Atilla Dorsay

07 Şubat 2025

Bir müzik dehasının inanılması kolay olmayan macerası

Karşımızda ABD’nin pop ve folk müzik geçmişi üzerine kapsamlı ve tartışmalı bir film buluyoruz. Sahip oldukları zengin bir Amerikan Folk Arşivi var. Sahne üzerine de çok şey öğreniyoruz. O mikrofona yapışık küçük ağız mızıkası gibi mesleki sırlar; sahneden seyirciyle iletişim kurmanın zorlukları ve keyifleri; organizatörlerin inanılmaz baskısı...

TAM BİR BİLİNMEZ-BOB DYLAN

X X X 1/2

(A Complete Unknown: Bob Dylan)

Yönetmen: James Mangold
Senaryo: James Mangold, Jay Cocks, Ellijah Wald
Görüntü: Phedon Papamichael
Oyuncular: Timothee Chalamet, Edward Norton, Elle Fanning, Monica Barbaro, Boyd Holbrook, Scoot McNairy, Joe Tippett, Eriko Hatsune, Peter Gray Lewis

Amerikan filmi, 2O25

İşte yine çok özel bir film... Benim için önemli; çünkü dostlarım (ve kimi kitaplarım) adına müzik denen sanatın benim için sinema kadar önemli olduğunu açıklar. Bu açıdan filme büyük bir iştahla gittim. Ve kendi adıma çok beğendim. Ama müziği, özellikle de filmin geniş bir kapsamayla eğildiği ABD damgalı pop müziği o denli sevmeyenler önemsemeyebilirler. Kendi bilecekleri şey...

Hikâye Ellijah Wald’un Bob Dylan Electrique – Newport 1965 adlı kitabından yola çıkar. Asıl adı Robert Allen Zimmerman (sonradan Bob Dylan adını almış) olan 1941 doğumlu sanatçı, 1961 yılında 20 yaşında bir gençken, kocaman gitarı elinde (ki bir daha hiç bırakmayacaktır) Midlands’ten New York’a adım atar. Çılgın bir dönemdir 60’lı yıllar... Dünya siyaseti kaynamaktadır (tıpkı şimdiki gibi!); gözde başkan Kennedy bir suikastle öldürülmüştür, Rus lider Kruşçev füzelerini Küba’dan çekmiştir; İngiltere’de The Beatles gurubu ortalığı dumana vermiştir. Ve ABD müzik dünyası en zengin bir dönemini yaşamaktadır. Ayrıca Civil Rights Movement denen bir sosyal devrimle de çalkalanmaktadır.
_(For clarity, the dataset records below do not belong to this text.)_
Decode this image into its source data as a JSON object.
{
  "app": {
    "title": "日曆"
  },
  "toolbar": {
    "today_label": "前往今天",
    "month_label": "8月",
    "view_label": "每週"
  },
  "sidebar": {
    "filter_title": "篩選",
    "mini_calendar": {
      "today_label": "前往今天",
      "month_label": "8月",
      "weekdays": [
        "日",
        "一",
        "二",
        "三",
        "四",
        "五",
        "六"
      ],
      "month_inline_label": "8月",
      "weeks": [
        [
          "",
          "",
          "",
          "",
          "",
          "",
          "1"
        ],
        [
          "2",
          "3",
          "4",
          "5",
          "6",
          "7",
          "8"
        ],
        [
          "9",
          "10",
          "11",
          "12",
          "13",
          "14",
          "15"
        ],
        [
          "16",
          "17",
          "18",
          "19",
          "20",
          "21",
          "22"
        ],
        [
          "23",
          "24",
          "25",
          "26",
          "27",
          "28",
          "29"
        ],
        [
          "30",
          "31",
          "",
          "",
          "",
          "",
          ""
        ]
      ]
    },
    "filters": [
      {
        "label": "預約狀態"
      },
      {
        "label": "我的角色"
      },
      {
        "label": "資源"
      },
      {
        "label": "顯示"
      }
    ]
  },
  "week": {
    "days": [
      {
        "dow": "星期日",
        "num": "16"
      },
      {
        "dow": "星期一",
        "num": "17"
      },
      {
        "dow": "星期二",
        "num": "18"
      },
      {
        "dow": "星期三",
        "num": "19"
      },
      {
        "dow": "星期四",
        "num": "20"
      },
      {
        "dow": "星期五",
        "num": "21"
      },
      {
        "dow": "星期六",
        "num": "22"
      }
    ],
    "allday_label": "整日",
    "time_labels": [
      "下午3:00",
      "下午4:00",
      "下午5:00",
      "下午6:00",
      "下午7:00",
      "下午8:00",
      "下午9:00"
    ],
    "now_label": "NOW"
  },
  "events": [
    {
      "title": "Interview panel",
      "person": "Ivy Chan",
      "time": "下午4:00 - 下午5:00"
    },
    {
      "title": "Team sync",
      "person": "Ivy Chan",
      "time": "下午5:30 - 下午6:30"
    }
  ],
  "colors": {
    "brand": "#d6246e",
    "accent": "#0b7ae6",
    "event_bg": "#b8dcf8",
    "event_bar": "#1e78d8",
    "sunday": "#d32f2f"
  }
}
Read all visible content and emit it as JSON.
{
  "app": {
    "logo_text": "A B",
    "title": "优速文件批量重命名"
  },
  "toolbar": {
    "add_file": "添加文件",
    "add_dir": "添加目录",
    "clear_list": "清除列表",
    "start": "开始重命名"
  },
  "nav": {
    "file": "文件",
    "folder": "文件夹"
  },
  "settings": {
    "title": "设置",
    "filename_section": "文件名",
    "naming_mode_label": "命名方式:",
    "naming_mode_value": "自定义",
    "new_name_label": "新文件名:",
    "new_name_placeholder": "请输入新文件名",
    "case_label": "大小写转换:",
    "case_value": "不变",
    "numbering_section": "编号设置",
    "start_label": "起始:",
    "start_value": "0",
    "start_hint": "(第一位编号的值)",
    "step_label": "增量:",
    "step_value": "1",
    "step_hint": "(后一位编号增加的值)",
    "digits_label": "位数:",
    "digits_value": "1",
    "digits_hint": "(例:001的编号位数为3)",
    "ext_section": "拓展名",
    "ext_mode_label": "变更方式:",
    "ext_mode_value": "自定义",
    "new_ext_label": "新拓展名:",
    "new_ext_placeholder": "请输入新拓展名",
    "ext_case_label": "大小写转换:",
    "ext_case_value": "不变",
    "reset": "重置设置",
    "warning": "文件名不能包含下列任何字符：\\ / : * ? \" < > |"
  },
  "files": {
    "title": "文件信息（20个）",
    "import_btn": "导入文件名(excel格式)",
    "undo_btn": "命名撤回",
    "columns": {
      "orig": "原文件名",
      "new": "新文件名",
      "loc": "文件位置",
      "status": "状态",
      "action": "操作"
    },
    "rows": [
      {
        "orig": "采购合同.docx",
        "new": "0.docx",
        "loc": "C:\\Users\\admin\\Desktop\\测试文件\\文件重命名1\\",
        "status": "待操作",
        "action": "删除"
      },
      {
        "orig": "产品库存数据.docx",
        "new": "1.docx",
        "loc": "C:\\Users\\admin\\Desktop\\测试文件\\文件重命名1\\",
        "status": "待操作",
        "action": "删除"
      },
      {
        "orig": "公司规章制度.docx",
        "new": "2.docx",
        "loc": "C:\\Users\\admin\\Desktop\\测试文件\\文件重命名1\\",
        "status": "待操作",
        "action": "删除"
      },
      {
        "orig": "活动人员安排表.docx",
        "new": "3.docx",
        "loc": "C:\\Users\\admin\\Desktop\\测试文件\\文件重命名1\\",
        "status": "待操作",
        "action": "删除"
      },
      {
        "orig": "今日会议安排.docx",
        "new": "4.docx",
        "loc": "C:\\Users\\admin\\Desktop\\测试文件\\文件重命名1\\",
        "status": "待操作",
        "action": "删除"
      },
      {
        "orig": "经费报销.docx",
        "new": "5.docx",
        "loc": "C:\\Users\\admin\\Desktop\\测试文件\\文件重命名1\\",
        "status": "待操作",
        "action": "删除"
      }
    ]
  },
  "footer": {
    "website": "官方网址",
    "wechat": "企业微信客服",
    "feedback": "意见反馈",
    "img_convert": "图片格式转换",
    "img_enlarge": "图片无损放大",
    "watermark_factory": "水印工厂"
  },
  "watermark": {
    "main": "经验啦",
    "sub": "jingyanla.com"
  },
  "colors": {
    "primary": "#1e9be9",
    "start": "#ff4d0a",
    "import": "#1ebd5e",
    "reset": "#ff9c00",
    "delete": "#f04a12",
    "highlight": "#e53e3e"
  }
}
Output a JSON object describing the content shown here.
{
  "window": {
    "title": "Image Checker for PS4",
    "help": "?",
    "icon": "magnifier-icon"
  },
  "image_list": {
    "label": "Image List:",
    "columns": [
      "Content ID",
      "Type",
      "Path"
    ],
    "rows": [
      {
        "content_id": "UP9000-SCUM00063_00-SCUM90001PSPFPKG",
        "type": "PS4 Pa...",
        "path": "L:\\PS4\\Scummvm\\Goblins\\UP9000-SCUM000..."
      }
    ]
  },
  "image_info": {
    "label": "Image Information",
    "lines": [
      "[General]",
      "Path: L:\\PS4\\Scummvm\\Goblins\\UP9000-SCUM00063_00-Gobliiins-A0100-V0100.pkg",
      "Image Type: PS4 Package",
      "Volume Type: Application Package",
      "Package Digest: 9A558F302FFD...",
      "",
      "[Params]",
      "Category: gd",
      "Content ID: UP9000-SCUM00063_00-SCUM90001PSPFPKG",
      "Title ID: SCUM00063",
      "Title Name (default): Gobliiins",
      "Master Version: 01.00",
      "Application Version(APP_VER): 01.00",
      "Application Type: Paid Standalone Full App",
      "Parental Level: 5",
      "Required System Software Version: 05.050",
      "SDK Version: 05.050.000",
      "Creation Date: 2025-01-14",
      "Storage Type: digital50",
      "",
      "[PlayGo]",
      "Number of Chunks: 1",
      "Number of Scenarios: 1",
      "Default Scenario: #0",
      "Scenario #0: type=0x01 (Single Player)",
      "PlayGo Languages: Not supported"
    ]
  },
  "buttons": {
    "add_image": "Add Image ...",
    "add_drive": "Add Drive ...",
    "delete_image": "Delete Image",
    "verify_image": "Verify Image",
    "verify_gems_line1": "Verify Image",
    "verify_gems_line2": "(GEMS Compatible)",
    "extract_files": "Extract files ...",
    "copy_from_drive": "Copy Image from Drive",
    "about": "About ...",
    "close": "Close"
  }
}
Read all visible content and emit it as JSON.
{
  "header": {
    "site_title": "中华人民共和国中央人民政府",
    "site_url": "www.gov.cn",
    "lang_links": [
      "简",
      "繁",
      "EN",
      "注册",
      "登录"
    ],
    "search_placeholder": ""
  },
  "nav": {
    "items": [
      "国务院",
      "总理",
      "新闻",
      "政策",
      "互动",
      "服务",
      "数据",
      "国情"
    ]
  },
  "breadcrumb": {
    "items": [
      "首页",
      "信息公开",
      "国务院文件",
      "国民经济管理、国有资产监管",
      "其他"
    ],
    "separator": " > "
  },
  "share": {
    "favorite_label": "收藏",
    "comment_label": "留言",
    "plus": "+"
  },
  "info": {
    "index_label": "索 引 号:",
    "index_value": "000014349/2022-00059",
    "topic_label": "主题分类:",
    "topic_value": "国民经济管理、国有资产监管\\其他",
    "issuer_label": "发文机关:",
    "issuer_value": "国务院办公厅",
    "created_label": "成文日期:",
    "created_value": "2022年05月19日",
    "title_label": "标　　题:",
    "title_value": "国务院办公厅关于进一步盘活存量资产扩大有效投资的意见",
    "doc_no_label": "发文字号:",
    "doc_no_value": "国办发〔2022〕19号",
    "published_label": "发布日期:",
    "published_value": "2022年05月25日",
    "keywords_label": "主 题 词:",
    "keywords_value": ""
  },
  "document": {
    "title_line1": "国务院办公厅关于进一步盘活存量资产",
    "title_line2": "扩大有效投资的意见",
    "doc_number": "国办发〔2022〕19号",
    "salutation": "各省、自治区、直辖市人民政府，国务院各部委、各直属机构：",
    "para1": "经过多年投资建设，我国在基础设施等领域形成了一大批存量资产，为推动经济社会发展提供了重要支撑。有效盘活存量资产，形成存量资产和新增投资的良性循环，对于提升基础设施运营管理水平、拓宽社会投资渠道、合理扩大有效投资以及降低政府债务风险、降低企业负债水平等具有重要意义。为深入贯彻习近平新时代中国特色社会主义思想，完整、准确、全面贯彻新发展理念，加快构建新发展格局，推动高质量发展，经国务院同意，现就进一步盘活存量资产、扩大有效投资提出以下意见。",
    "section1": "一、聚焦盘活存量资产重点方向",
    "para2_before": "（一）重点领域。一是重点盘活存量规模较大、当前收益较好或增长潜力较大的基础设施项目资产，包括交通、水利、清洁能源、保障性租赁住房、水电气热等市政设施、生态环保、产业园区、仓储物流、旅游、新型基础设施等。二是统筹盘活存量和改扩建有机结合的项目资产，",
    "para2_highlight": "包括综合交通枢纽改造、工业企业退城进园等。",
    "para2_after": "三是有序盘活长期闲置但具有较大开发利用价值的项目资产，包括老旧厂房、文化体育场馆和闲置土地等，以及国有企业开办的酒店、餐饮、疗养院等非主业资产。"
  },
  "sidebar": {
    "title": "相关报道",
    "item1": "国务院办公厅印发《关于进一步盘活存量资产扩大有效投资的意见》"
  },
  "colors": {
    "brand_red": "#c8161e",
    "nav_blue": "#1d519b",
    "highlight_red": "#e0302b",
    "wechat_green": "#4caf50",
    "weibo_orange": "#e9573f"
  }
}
Ama ülkenin belki en büyük tesellisi -elbette Hollywood ve filmlerinin yanında- müziğidir. Özellikle de bu filmde ele alınan folk ve country türleri... NewYork’un kalabalık sokaklarını az görülmüş bir ustalıkla 60’lara çeviren film (hele o dönemden bulunmuş sayısız araba), bizlere bir avuç müzik ustasını tanıtır. O yıllarda aynı zamanda New Port’da Folk Festivalleri başlar: 1965 yılından itibaren... Ki bu konser bir efsaneye dönüşür ve yıllar boyu yinelenir.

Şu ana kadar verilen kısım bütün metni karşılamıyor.